The whole idea within Nokia was to move all their phones (low end to high end) to one platform: Linux + Qt. It did not make sense economically to keep supporting several platforms internally with different GUI tool kits, etc.
My blog, if you're interested: http://www.purp
Why would they need to? What Nokia has now works and as the prices continue to fall it'll only be a matter of time before the dumbphone goes the way of the 8-track. Hell even Wally world has several smartphones for their pay as you go plans for around $130, when that price drops to less than $50 dumb phones will be toast.

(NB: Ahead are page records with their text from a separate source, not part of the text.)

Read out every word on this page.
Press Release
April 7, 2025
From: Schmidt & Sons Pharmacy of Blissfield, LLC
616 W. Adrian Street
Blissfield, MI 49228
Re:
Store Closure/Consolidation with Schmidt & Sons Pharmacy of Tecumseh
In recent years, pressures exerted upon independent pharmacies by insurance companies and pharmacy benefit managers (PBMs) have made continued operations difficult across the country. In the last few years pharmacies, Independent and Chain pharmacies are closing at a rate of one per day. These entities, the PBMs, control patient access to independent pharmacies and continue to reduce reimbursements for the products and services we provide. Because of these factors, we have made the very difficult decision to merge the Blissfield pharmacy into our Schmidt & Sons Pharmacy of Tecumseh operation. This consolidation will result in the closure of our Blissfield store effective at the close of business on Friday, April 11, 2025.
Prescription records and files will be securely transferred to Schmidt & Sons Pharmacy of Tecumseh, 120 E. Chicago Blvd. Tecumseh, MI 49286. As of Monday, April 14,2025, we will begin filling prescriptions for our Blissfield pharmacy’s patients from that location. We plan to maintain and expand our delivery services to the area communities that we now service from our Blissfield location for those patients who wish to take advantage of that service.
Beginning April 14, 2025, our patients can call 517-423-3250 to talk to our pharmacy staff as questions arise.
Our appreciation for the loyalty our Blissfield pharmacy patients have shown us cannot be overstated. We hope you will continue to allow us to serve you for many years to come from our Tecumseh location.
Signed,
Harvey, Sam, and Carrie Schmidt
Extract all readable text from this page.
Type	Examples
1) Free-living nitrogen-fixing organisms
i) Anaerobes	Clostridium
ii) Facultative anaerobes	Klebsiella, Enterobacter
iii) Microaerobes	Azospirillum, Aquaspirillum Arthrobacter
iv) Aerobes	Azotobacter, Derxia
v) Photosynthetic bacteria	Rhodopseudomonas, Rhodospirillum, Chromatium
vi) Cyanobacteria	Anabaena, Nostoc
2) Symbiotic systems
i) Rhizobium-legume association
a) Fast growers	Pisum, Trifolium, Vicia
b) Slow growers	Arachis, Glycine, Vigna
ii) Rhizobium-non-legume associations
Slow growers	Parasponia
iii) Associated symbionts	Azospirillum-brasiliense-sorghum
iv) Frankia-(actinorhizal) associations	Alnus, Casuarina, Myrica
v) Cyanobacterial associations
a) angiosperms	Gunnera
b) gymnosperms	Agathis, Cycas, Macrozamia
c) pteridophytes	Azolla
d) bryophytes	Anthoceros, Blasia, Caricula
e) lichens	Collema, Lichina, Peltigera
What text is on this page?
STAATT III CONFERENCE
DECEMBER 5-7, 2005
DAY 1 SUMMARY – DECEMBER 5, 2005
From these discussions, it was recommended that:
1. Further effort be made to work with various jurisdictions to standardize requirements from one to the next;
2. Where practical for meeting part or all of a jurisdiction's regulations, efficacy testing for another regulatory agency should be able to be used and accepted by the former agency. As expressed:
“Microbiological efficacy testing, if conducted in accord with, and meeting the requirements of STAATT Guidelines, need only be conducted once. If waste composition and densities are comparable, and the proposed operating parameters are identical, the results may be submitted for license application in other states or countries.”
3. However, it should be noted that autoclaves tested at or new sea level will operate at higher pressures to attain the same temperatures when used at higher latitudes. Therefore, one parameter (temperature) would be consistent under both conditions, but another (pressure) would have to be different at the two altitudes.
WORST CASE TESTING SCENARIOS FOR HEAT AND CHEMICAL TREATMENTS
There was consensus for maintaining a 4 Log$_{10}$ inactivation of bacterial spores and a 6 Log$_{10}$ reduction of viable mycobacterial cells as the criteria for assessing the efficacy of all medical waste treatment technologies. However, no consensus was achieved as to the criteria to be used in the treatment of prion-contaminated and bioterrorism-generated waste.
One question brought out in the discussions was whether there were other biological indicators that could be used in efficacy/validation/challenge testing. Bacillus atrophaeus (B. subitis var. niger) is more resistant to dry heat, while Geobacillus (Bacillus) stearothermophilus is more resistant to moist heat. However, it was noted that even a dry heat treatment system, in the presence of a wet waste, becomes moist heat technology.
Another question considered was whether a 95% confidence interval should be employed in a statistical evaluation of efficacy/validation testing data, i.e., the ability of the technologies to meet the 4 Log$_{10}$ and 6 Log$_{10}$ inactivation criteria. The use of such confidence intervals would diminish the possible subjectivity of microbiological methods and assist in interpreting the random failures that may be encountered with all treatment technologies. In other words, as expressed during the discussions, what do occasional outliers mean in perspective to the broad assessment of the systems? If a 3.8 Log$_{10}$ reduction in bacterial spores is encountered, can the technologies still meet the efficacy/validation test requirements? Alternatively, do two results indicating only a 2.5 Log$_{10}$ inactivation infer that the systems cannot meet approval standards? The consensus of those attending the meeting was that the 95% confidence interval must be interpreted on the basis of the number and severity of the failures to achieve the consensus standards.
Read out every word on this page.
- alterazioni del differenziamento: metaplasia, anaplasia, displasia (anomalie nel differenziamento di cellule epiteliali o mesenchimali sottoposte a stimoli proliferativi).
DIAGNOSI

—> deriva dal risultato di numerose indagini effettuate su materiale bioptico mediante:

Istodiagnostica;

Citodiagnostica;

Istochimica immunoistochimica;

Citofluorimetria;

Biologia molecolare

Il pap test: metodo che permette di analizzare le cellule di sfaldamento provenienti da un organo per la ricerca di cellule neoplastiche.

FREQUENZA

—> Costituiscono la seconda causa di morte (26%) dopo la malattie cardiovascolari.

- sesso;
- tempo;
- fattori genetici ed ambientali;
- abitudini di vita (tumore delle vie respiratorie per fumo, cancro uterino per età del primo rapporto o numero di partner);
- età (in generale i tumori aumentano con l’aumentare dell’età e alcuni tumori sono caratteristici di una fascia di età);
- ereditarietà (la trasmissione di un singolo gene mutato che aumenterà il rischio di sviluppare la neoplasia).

So its nice to see Nokia showing a brain for once, nobody is buying dumbphones for OS features anyway, they buy for the price. Just keep cranking out phones using what they've got while working on cheaper smartphones, that's the way to go. Of course eventually they'll have to get away from MSFT because Ballmer is tarded and thinks he works for Apple and can get Apple margins for Windows which just ain't gonna happen. Like it or not its a global recession and with the exception of a few upscale brands like Apple its gonna be X86 all over again, he who can sell for the cheapest price and still make profits win.
Personally I can't wait until phones that are as powerful as the iPhone 3 are less than $50, my family breaks too damned many phones for me to trust them with a smartphone at current prices.
ACs don't waste your time replying, your posts are never seen by me.
I don't see what Symbian had to do with Meego. They were totally independent projects with Meego having a far higher level of secrecy. Symbian had its own developers and Meego had theirs. The problems with Symbian were several-fold: - High learning curve: chipset manufacturers didn't like it as they couldn't get decent developers. India didn't churn out Symbian developers. Their code was typically very buggy and due to low level nature of it buggy code in a driver could prevent any development in the higher levels from happening at the required pace due to development boards (early phone prototypes) freezing up with no way of diagnosing the problem easily; the baseports and higher level development were expected to be done simultaneously. Project deadlines constantly slipped (the N8 was late by about a year). A QEmu simulator was under development but ultimately abandoned for reasons I'm not too sure about. Code would be committed that wouldn't compile... basic shit. This would affect *every* developer as they'd waste several hours downloading the latest environment only to find it didn't work. - Underpowered hardware: It just wasn't up to the job, RAM was never enough. Use-case tear-down and reconstruction rarely worked (related to the point above) - Politics: Symbian was a cash-cow for years and every ladder-climbing manager wanted in. It soon became impossible to get a 'Yes' decision on anything, and if you weren't in Finland your opinion counted for little. It was unclear who was really in charge. - Symbian Signed: 3rd party developers were really shat on. Sure tools like Carbide were free (and fairly decent) but getting an app signed was a joke. I'm not sure how much of this applied to Meego development, I was under the impression they were given a free hand to do as they liked, but Politics definitely became an issue there too when it became clear the project had a future.